With Tom Price now confirmed to head the Department of Health and Human Services, the Affordable Care Act is sure to undergo many changes. And employer groups are urging the administration not to repeal the law without having a definitive and thoughtful replacement plan first — or else, industry experts say, they will surely be the ones who pay.
“It’s critical that the ACA not be repealed without a definitive plan for what will replace it. If we end up with more uninsured, the cost of their care will ultimately be covered by those who pay the bill: public and private employers,” says Mike Thompson, president and CEO, National Alliance of Healthcare Purchaser Coalitions.
The Senate on Friday confirmed Price, a congressman and physician, as the new HHS secretary, a post where he’ll have a leading role in Republican efforts to dismantle Obamacare and implement its replacement, in addition to overseeing a budget of more than $1 trillion.
Overall, industry experts say, the HHS confirmation indicates how serious President Trump — who signed an executive order on his first day in office calling for his agencies to work to reduce burdens of the Affordable Care Act — is about repealing former President Obama’s signature healthcare law.
The good news about the Price confirmation, Thompson says, is the potential for a “thoughtful relook” at healthcare reform. “We have an opportunity to look at how we do it,” he says, noting that employers and other key industry stakeholders can speak up to the administration about their thoughts on what a replacement should look like. “We hope this reboot on health policy will continue to support the move away from a reimbursement system that rewards volume and waste rather than value and outcomes.”
The new health reform conversation has to involve more than just access to healthcare; it must include a discussion about how to address healthcare costs, adds Brian Marcotte, president and CEO of the National Business Group on Health.
“If this is just a refocus on access — which is what the ACA primarily was — if it’s not going to delivery system transformation and value-based care, that’s a concern.”
Many expect the Trump administration to expand the use of health savings accounts. In 2015, as a congressman in Georgia, Price introduced legislation to replace the ACA that featured expanded use of HSAs, as well as tax credits to help people buy insurance on the private market and federal funds for states to create high-risk pools to cover the very sick and those with pre-existing conditions.

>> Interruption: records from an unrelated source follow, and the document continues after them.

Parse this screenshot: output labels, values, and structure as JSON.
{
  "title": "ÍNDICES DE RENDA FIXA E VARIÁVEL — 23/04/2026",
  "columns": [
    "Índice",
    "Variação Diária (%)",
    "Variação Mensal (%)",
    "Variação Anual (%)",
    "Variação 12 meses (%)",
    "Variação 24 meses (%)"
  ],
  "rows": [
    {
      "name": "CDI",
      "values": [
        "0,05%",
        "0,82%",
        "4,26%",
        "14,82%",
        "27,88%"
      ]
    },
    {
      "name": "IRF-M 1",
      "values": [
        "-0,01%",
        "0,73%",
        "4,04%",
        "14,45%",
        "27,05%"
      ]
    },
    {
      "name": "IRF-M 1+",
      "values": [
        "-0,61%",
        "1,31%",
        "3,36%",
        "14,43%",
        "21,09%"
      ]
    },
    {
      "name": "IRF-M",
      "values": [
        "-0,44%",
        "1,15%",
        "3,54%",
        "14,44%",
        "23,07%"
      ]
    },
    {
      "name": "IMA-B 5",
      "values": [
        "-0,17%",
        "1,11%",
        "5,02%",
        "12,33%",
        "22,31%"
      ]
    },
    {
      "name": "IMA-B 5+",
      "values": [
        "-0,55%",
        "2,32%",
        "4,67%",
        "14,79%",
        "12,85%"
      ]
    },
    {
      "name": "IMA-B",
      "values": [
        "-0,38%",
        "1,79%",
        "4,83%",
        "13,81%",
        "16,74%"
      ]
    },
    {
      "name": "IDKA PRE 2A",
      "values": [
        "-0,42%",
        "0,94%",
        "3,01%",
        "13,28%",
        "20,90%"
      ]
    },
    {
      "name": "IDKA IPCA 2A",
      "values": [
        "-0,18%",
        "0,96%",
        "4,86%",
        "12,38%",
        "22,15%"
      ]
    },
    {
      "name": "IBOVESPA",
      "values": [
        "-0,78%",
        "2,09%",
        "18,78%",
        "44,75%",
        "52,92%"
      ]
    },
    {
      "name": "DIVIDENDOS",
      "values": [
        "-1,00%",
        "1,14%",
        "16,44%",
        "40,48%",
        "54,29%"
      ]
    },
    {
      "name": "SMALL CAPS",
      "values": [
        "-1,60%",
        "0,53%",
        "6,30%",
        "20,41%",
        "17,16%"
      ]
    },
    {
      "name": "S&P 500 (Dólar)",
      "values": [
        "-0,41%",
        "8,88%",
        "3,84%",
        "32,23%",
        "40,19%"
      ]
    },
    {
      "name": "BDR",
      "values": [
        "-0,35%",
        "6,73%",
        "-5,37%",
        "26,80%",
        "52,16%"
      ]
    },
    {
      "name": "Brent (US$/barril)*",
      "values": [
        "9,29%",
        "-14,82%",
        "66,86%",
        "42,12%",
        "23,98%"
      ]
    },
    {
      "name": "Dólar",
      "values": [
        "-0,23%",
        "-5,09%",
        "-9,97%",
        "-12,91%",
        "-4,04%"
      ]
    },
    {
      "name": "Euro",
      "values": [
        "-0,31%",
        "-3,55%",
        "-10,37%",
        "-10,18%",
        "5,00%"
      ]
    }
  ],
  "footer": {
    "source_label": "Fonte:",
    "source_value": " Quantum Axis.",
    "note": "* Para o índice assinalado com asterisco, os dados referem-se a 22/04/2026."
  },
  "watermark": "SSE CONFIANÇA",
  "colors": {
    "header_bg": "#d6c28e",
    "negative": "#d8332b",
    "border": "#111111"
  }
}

Still, industry experts say that although they expect Trump and Price to significantly alter the ACA, employers shouldn’t make big changes or throw out compliance plans just yet.
Though potential overhauls could mean a big change for employer strategy, a wait-and-see approach — again — is in order for employers, Thompson says. “Even if Trump and Price have a clear vision on where they want to go, there are a lot of key stakeholders that are going to weigh in over the next few years,” he says.
“It’s wait-and-see because until you see the devil in the details, it’s hard to react to anything other than the high-level banter about replacing and repealing,” Marcotte adds.
Other employer concerns
Though the ACA is top of mind with Price’s confirmation, employers are watching other issues as well — some with reservations. The biggest chunk of HHS’s budget goes to Medicare, the U.S. program for the elderly and disabled, with another large piece devoted to Medicaid.
Price’s selection, Marcotte says, “likely means that Medicare payment reforms will get a second look and may advance a little more slowly. And I think that concerns us a little. We would hope that HHS would continue to transform Medicare away from fee for service, which drives unnecessary care and spending, toward paying for value. And we’d like to keep our foot on the gas when it comes to transforming the delivery system and not lose momentum there. That’s the one bit of uncertainty.”
Another concern is just how Price’s bias against federal oversight and federal regulation may impact employers and their benefits plans.
“He’s very state-oriented,” Thompson says. “And with major employers, there’s a concern with this. [Changing federal oversight] can cause questions about how their healthcare is regulated, how their benefit plans might be influenced and how the dismantling of ACA plays into this. It could get replaced with 50 different versions of ACA, and that would be a concern.”
Finally, Thompson notes, “as more health policy decision-making is shifted to the states, it’s critical that ERISA preemption is preserved so self-insured national employers can continue to meet the healthcare needs for their workforce.”